[01h33] Ach ja, ich wollte noch von Aya schreiben.
Diese Woche war in mehrererlei Hinsicht „Generalprobe“ für die neuen Büroräume. Am Dienstag war Schlüsselübergabe und grobe Planung für Umzug und vorher zu erledigende Arbeiten.
Wir wollten dazu in unseren Räumen frühstücken, was aber nicht ging, da im kleinen Konfi-Raum eine Avid-Anlage aufgebaut war, wo Etagen-Nachbarn schnell einen Dokumentarfilm zusammenschnitten. Man hätte gerade soviel zu tun und so wenig Platz in den eigenen Räumen, ob es da nicht möglich wäre die nächsten Tage... Klar, kein Thema, Räume stehen noch paar Tage leer... Hey, wollt ihr nicht stattdessen bei uns frühstücken? Wir haben Kaffe, Tisch, Stühle und aufgedrehte Heizung.
Done Deal. Flexibilität, Improvisation, Freundlichkeit, was will man von Nachbarn mehr verlangen.
Unseren Flügel der Etage teilen wir mit Aya, die irgendetwas in Richtung Yoga-Kurse macht, und im übrigen die Frau oder Freundin eines unserer Vermieters ist.
Am Montag trafen wir Aya das erste Mal. Der Vorraum zu Ayas Praxis ist eine Gemeinschaftsküche, die ab 1ten Januar nicht mehr „Gemeinschaft“ ist, sondern ausschließlich zu Ayas Praxis gehört. Die Benutzung durch uns, geschieht nur auf dem Wege der „Kulanz“, solange bis vom Vermieter eine kleine Küche bei uns im Konfi eingebaut worden ist.
Jochen fragte ebenso vorsichtig wie umständlich an, ob man den gewissen Krempel vorübergehend in der Gemeinschaftsküche abstellen könnte, z.B. ein Mikrowellenherd. Jochens Rhetorik tänzelte minutenlang um den heißen Brei herum, Aya begriff aber schon nach drei Sekunden worauf es hinauslaufen sollte.
Aya ist ein Kopf größer als ihr Lebenspartner, hatte ein kleines Mützchen, bißchen wie eine Inka-Cap auf, ein grün-blaues Tuch um den Hals gewickelt und war in einer warmen Jacke eingehüllt. Sie hat asketische, harte Gesichtszüge und Augen wie ein Huskie: ohne dass die Augen weit aufgerissen wären, war die Iris in voller Größe zu sehen, eine leuchtend stahlgraue Iris mit einer kleinen, zentrierten Pupille.
Und während Jochen sich um Kopf und Kragen redete, war am Gesicht von Aya deutlich zu erkennen, dass sie Jochen nicht anschauen wollte, da sie sonst ihm mit ihren Augen die Rübe weglasern würde.
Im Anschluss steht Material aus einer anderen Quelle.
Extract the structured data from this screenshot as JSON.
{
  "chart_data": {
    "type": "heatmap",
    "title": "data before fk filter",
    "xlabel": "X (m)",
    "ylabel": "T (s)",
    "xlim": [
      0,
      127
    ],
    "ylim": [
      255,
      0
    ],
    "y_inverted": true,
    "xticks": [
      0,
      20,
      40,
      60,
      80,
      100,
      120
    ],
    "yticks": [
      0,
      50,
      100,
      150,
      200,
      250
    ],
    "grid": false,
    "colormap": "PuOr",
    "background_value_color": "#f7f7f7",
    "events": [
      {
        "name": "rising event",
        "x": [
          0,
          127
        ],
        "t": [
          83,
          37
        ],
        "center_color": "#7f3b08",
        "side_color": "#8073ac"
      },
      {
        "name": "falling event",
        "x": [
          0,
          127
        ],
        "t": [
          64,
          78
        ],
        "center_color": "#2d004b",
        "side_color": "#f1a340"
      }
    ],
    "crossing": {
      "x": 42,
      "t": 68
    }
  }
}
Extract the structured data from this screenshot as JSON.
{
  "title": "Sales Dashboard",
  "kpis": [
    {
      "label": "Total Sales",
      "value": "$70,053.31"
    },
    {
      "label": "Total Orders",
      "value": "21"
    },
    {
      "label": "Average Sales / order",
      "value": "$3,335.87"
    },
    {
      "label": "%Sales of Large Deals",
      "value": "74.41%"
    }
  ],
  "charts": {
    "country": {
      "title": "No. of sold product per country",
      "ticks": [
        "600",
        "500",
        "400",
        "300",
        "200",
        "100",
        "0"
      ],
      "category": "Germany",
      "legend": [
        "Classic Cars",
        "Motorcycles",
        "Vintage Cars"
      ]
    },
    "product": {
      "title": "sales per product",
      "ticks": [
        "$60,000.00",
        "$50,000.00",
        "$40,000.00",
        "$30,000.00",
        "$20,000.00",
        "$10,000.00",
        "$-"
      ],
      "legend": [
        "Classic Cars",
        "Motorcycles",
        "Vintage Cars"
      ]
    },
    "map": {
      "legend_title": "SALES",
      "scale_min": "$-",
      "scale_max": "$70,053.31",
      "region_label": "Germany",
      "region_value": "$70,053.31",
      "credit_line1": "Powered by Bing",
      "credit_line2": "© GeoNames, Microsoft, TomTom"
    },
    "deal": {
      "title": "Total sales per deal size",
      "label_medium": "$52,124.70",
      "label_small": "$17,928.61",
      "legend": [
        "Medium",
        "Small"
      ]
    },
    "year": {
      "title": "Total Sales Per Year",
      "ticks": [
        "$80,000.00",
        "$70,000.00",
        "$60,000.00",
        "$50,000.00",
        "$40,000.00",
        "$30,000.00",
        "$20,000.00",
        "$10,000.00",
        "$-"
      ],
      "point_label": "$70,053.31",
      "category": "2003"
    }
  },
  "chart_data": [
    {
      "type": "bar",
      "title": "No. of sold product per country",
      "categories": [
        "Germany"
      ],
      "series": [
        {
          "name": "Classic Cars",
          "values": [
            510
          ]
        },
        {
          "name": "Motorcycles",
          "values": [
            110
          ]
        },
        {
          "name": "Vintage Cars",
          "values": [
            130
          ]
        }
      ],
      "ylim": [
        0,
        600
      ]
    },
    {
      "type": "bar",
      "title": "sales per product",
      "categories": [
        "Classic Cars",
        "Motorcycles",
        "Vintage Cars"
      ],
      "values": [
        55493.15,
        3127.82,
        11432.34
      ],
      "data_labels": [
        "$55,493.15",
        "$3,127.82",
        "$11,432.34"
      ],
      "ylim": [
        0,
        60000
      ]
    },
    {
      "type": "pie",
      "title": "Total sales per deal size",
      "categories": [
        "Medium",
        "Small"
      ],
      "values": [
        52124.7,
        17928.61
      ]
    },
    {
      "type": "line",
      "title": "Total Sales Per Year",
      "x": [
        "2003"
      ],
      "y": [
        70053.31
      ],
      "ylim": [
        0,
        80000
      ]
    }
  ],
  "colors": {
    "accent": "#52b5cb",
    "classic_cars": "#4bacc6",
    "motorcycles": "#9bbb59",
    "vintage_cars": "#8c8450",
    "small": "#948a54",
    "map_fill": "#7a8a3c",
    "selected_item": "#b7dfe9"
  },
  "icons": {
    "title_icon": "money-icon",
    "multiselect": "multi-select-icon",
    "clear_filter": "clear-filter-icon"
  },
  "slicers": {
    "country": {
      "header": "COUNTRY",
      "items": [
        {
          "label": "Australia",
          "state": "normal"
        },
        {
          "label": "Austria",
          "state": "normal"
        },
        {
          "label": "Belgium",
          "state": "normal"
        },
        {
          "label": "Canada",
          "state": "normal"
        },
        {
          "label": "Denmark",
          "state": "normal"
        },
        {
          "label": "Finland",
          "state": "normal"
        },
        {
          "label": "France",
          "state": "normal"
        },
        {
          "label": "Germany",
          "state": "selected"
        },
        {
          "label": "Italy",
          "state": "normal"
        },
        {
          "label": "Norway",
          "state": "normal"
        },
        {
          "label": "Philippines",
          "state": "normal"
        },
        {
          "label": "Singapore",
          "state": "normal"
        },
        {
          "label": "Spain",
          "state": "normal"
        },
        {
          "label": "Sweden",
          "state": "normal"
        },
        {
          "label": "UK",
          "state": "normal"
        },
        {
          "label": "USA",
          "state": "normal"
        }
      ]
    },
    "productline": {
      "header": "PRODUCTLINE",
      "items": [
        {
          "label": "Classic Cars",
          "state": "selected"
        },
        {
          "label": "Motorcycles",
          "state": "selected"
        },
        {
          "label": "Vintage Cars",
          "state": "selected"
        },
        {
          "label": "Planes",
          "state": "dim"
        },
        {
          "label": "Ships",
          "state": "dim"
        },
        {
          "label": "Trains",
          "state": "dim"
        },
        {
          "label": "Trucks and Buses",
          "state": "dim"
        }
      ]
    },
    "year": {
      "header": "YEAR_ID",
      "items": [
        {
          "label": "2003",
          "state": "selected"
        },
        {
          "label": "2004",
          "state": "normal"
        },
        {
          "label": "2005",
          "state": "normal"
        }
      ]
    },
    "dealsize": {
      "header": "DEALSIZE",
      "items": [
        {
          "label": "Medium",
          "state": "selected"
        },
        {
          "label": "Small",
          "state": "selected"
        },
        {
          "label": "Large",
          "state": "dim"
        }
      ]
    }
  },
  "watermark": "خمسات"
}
Sie wusste zu gut was ein Mikrowellen-Gerät bedeuten würde. Yoga-Schülerinnen, denen Millionen von Gehirnzellen alleine beim Durchmarsch durch die Küche wegfrittiert werden würde. Bad Vibes. Stocks on Karma will fall. Chi für'n Arsch. Reinkarnation als Einzeller im Ganges. Und Verspannungen im Nacken
Sie machte das einzig richtige. Anstatt Jochen mit ihren Rasierklingen-Blicken den Schädel zu spalten, schaute sie ihren kleinen Lebensabschnittsgefährten an. Ein Blick der in der geheimen Codesprache der zwischenmenschlichen Beziehungen ungefähr sagte: „Stopf' ihm das Maul, oder ich laß dich die nächsten sechs Monate nicht mehr rauf auf mir“
„Ähh, eh, die Sache ist, hähäh, die...“ warf der Vermieter ein.
Mit solchen Augen wie die von Aya bekommt man bei Max Bahr sogar Farbe die beim ersten Anstrich deckt. Scary.